Old Flamingo klampft nach der kurzen Verschnaufpause jedenfalls kunstvoll gezupftt zum zurückgenommenen Besenschlagzeug, marschiert dann mit Bläsern und warmen Tresen-Chor durch New Orleans – sicher ist das stets eine theatralisch intonierte Revue, aber nicht unauthentisch. Kinky Living gibt also den rumpelnder Zirkus-Umzug im Geiste von Waits oder Captian Beefheart, der zu feierlichen Fanfaren findet und sogar die Western-Gitarren relaxt solieren lässt. Night In The Evening reduziert das Szenario als mit 7 Minuten Spielzeit längster Song erst auf bauchige Tom-Percussion und skelettierte Gitarre, lässt seine Flamenco-Blues Skizze dann aber von Chören tragen, die zwischen weltlichem Soul und dem ätherischen Sakralen keinen Unterschied machen.

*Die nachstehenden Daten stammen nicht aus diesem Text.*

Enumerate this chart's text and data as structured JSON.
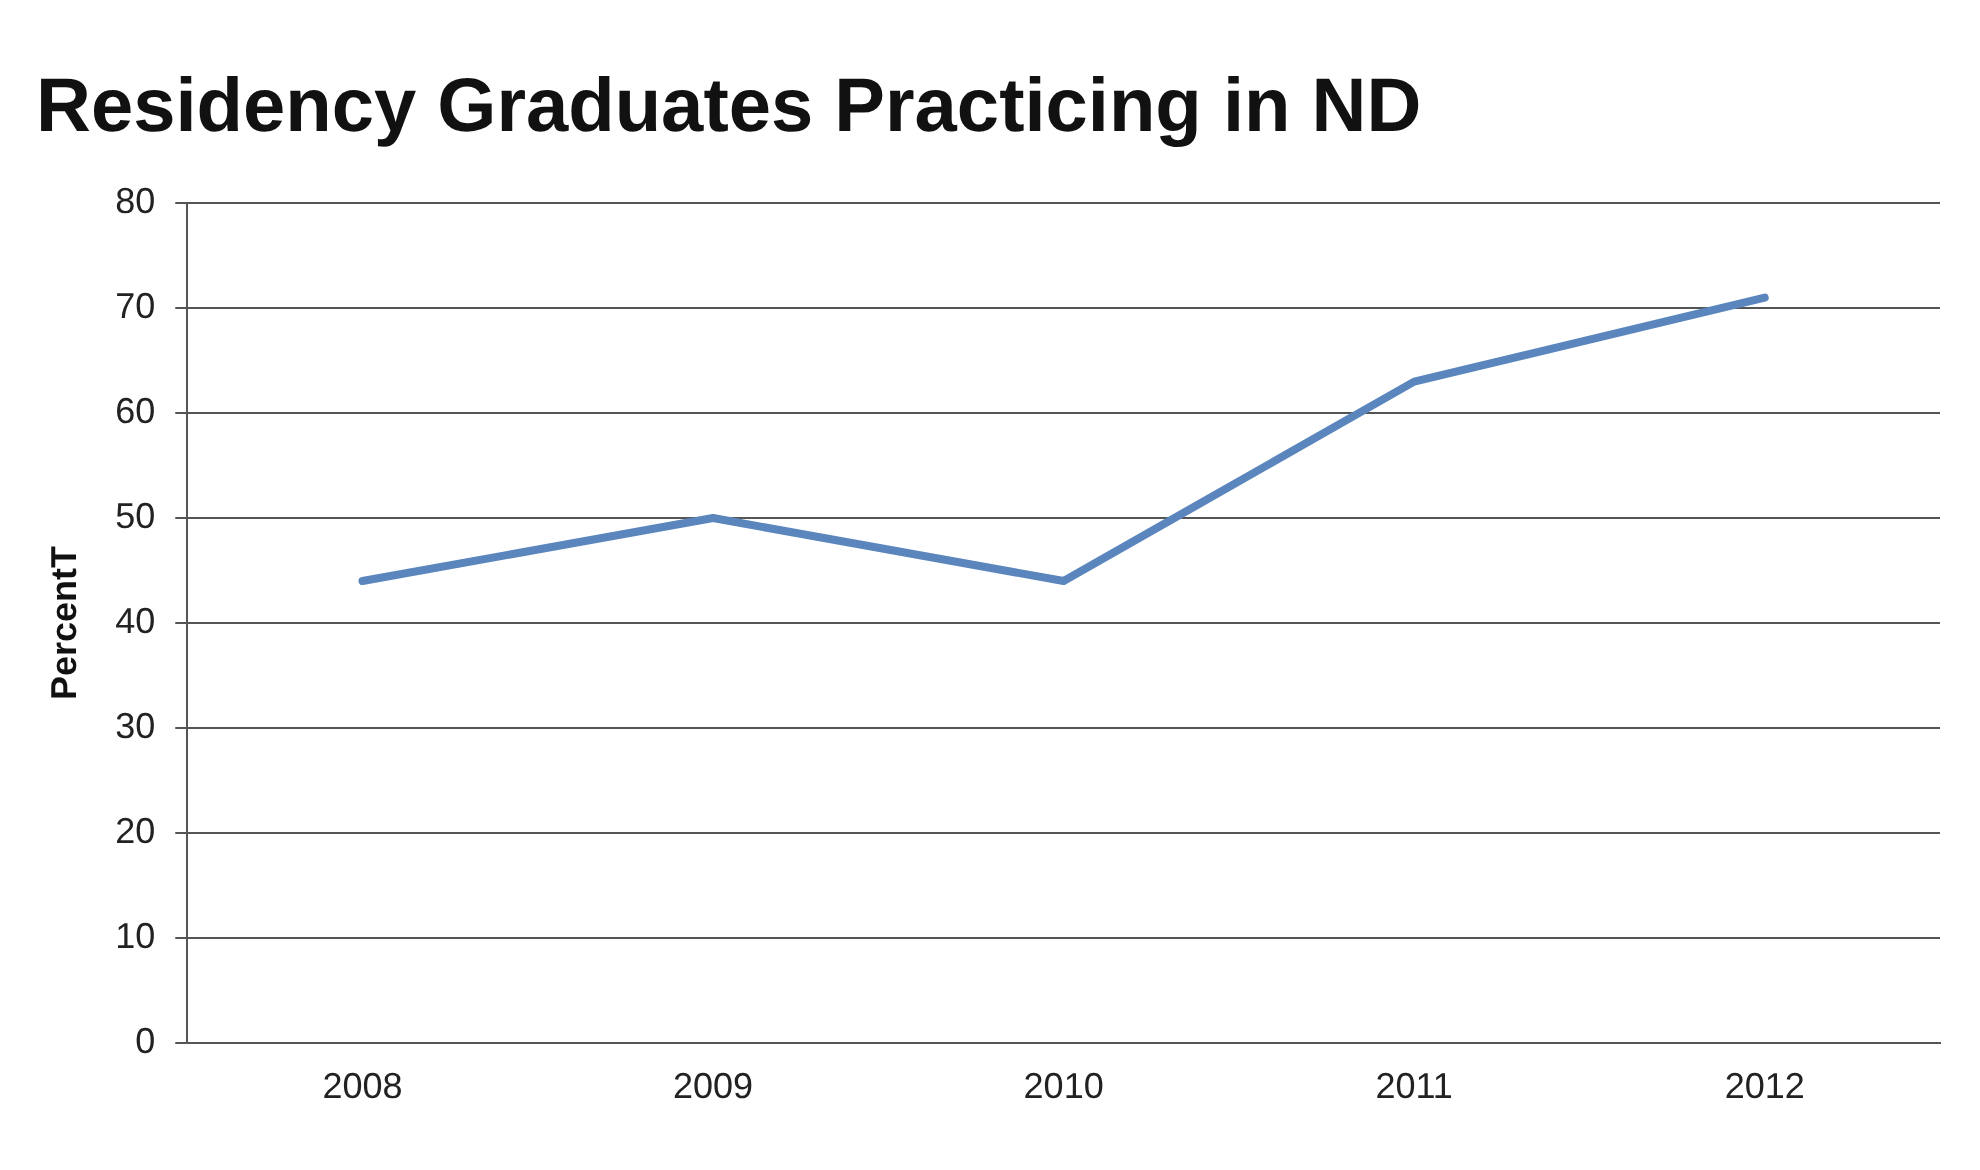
{
  "chart_data": {
    "type": "line",
    "title": "Residency Graduates Practicing in ND",
    "ylabel": "PercentT",
    "categories": [
      "2008",
      "2009",
      "2010",
      "2011",
      "2012"
    ],
    "series": [
      {
        "color": "#5b86bd",
        "values": [
          44,
          50,
          44,
          63,
          71
        ]
      }
    ],
    "ylim": [
      0,
      80
    ],
    "yticks": [
      0,
      10,
      20,
      30,
      40,
      50,
      60,
      70,
      80
    ],
    "grid": "y",
    "legend": false,
    "marker": "none",
    "line_style": "solid"
  }
}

Die Akzente wären also an sich markant gesetzt, nur verliert sich Webb eben einmal mehr in zahnlos mäandernden Beliebigleit, experimentiert mit synthetischen Effekten und denkt im losen Jam offenbar schon jetzt daran, dass er das Material erstmals seit Ewigkeiten wieder auf die Bühne zu bringen gedenkt.
Auch die munter schunkelnde, aber das Niveau nicht halten könnende Rumpelrock-Bagatelle Man With A Remedy ändert dann nichts am Tenor: Man kann sich imaginativ in die Welten von Rustin Man verlieren, behält aber sein Herz durch eine ständige Distanz, wo alleine der zeitlose, mit viel Können ausgebreitete Sound begeistern müsste – es fehlen einfach die genialistischen Melodien, die fesselnden Hooks, die zwingenden Ideen. Oder aber wohl: Ein kongenialer Reibungspunkt für die meisterlichen Talente von Webb.